The government has allocated Sh4.8 billion to fast-track the full transition of the Standard Gauge Railway (SGR) to Kenyan control and lay the foundation for its much-anticipated extension to the Malaba border, in a strategic push to lower costs and enhance regional trade.

According to budget documents tabled in the National Assembly, the funds will support critical infrastructure upgrades that will enable Kenya Railways Corporation (KRC) to take over full operation of the SGR from Chinese firm Afristar by the end of 2025.

A major portion of the funds—Sh2.31 billion—has been earmarked for the establishment of a locomotive overhaul workshop, a facility that will allow Kenya to maintain its locomotives, carriages, and rolling stock locally, thereby reducing reliance on foreign expertise and cutting maintenance costs.

Another Sh2.2 billion will go toward the procurement of locomotive wheelsets, essential components for ensuring safe and efficient rail transport.
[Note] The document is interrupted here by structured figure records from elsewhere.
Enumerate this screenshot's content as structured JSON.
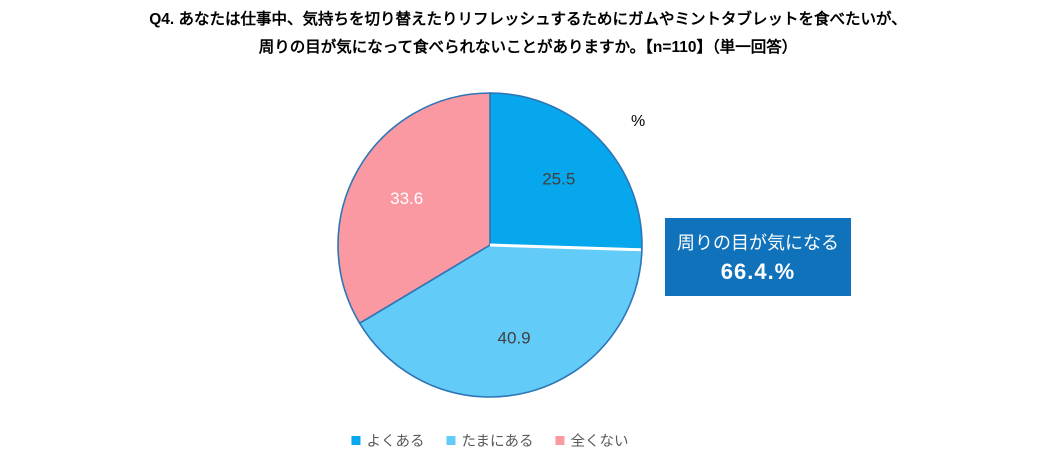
{
  "title": {
    "line1": "Q4. あなたは仕事中、気持ちを切り替えたりリフレッシュするためにガムやミントタブレットを食べたいが、",
    "line2": "周りの目が気になって食べられないことがありますか。【n=110】（単一回答）"
  },
  "chart_data": {
    "type": "pie",
    "categories": [
      "よくある",
      "たまにある",
      "全くない"
    ],
    "values": [
      25.5,
      40.9,
      33.6
    ],
    "unit_label": "%",
    "colors": [
      "#06A7EC",
      "#63CBF7",
      "#FB99A3"
    ],
    "label_colors": [
      "#404040",
      "#404040",
      "#FFFFFF"
    ],
    "border_color": "#2E75B6",
    "separator": {
      "after_index": 0,
      "color": "#FFFFFF"
    },
    "start_angle_deg": 0,
    "direction": "clockwise",
    "legend_position": "bottom",
    "title": "Q4. あなたは仕事中、気持ちを切り替えたりリフレッシュするためにガムやミントタブレットを食べたいが、周りの目が気になって食べられないことがありますか。【n=110】（単一回答）"
  },
  "callout": {
    "line1": "周りの目が気になる",
    "line2": "66.4.%",
    "background": "#1072BA",
    "text_color": "#FFFFFF"
  },
  "legend": {
    "items": [
      {
        "label": "よくある",
        "color": "#06A7EC"
      },
      {
        "label": "たまにある",
        "color": "#63CBF7"
      },
      {
        "label": "全くない",
        "color": "#FB99A3"
      }
    ]
  }
}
To further localize operations, the government has also set aside Sh300 million to modernize the passenger ticketing system, replacing the current one managed by Afristar since the SGR began operations in 2017.

“These investments will improve reliability and create regional logistics hubs that are essential for Kenya’s position as a transport gateway to East Africa,” said Kenya Railways in a March statement.
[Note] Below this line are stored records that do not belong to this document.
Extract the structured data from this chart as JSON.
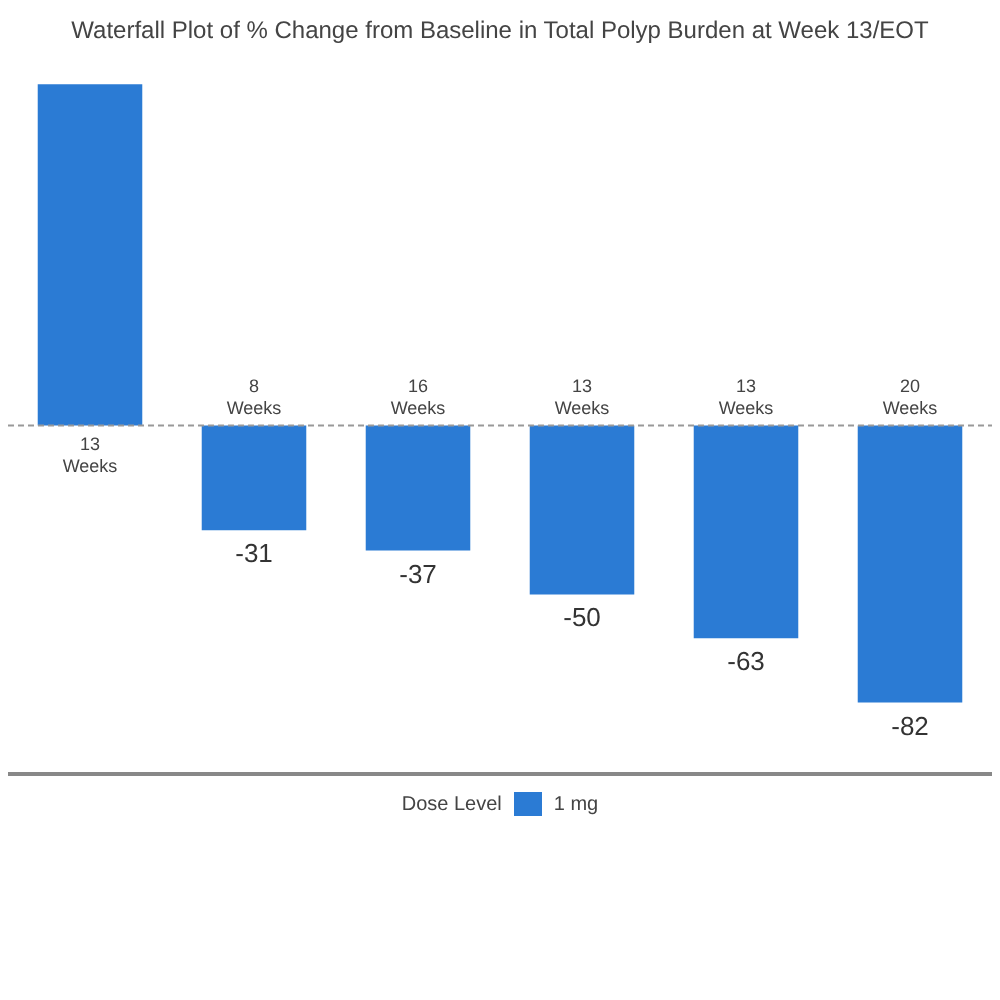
{
  "chart_data": {
    "type": "bar",
    "title": "Waterfall Plot of % Change from Baseline in Total Polyp Burden at Week 13/EOT",
    "categories": [
      "13 Weeks",
      "8 Weeks",
      "16 Weeks",
      "13 Weeks",
      "13 Weeks",
      "20 Weeks"
    ],
    "series": [
      {
        "name": "1 mg",
        "color": "#2b7bd4",
        "values": [
          101,
          -31,
          -37,
          -50,
          -63,
          -82
        ],
        "value_labels": [
          null,
          "-31",
          "-37",
          "-50",
          "-63",
          "-82"
        ]
      }
    ],
    "ref_lines": [
      {
        "axis": "y",
        "value": 0,
        "color": "#999999",
        "line_style": "dashed"
      }
    ],
    "legend_title": "Dose Level",
    "legend": "bottom",
    "tick_labels": false
  }
}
The new allocations form part of a broader government strategy to reduce the Sh18 billion annual operational cost of running the SGR under Afristar’s management—a burden that has long drawn criticism over sustainability.

KRC had already assumed control of about 90 percent of SGR operations by mid-2023, but the upcoming upgrades are seen as pivotal in completing the transition and ensuring smoother, more affordable service delivery.